Nor is “humble-minded” the least though last in these qualities which the apostle sought to be in exercise. And where can we find its perfection but in the same Lord and Savior? Nor could the days of His flesh be recalled without the vivid and humiliating remembrance of the sad contrast even in the honored Twelve, so often and to the last disputing which of them should be accounted greatest. “I am meek and lowly in heart,” said He, and it was ever true. Man's ambition was wholly alien. “Ye shall not be so; but let the greater among you be as the younger, and the chief as he that serveth.”
Again the apostle charges the saints not to return evil for evil, or reviling for reviling, but on the contrary to bless, “because for this thing were ye called that ye might inherit blessing,” So marked is the contrast of the Christian with Israel when they undertook to earn blessing by keeping the law; as the apostle Paul set before the saints in Galatia, who had made the same sad mistake. “For as many as are of works of law are under curse” (Gal. 3:10): not as many as broke law, but as many as are pledged to that principle.
It is by grace alone, that we, Christians, are saved, or any can be; and it is through faith, not of works. Called also to an inheritance of glary, are we not witnesses of blessing? We know that one of our own poets expresses what nearly all felt as unbelievingly as himself: “Man never is, but always, to be blest.” Christianity is the standing proof that they knew not the truth. It was the less wonderful in A. Pope, as he never rose out of superstition and dead form even to apprehend the gospel of God's grace.

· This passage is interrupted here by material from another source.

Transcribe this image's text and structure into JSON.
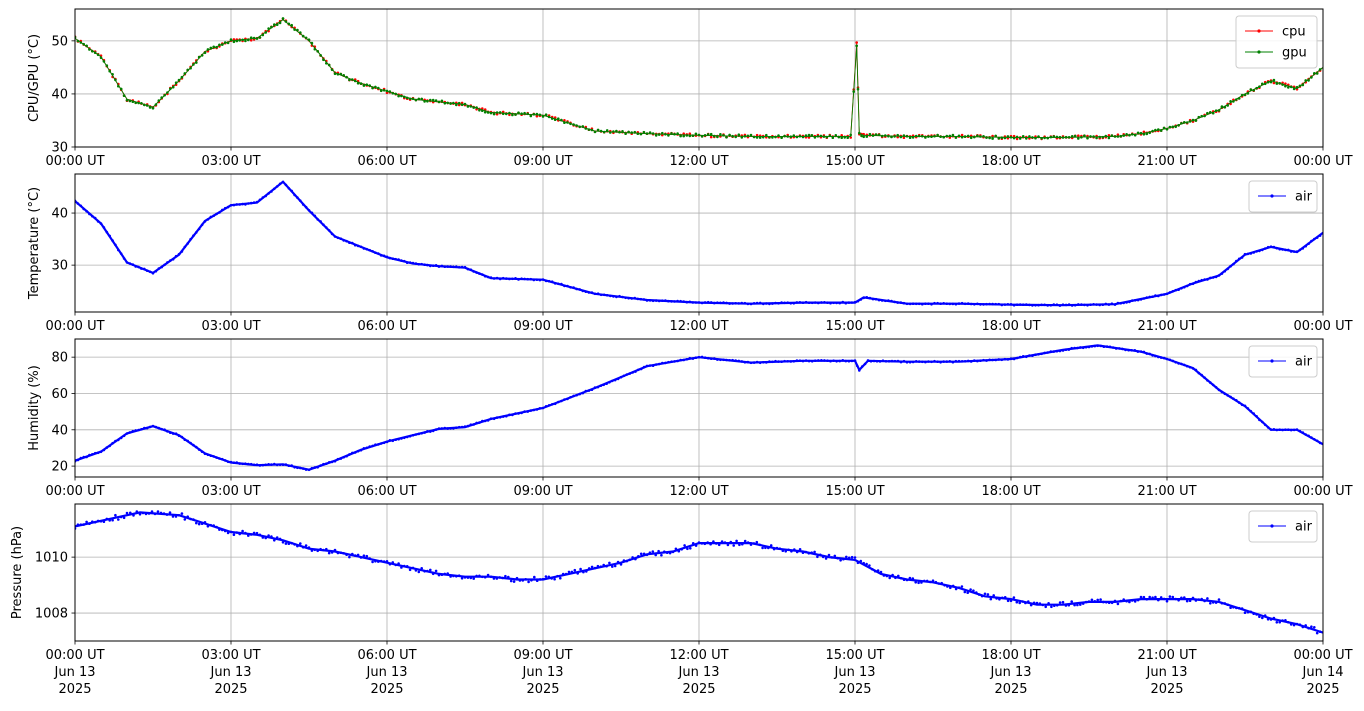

But grace gives the Christian to understand and make good the moral government God carries on with His children. The apostle in vers. 10-12 cites Psa. 34 for this even now; though Israel must await another day when their heart turns to Him whom they rejected in their unbelief. Evil and guile wholly misbecome the life of believers. If they dishonor their Lord like the Corinthians, they fall under His chastening; and this may take the shape of sickness and death. Nor is it only words that are warned against. He urges from that scripture that they should turn away from evil and do good, seek peace in practice, and this earnestly, because Jehovah's eyes are on the righteous, and His ears to their supplication, whereas His face is against evil-doers. Now the mind of the saint is as truly to please God, as the carnal mind is not nor can be. The believer is in living relationship with Christ, the duty follows, and the Holy Spirit works in power.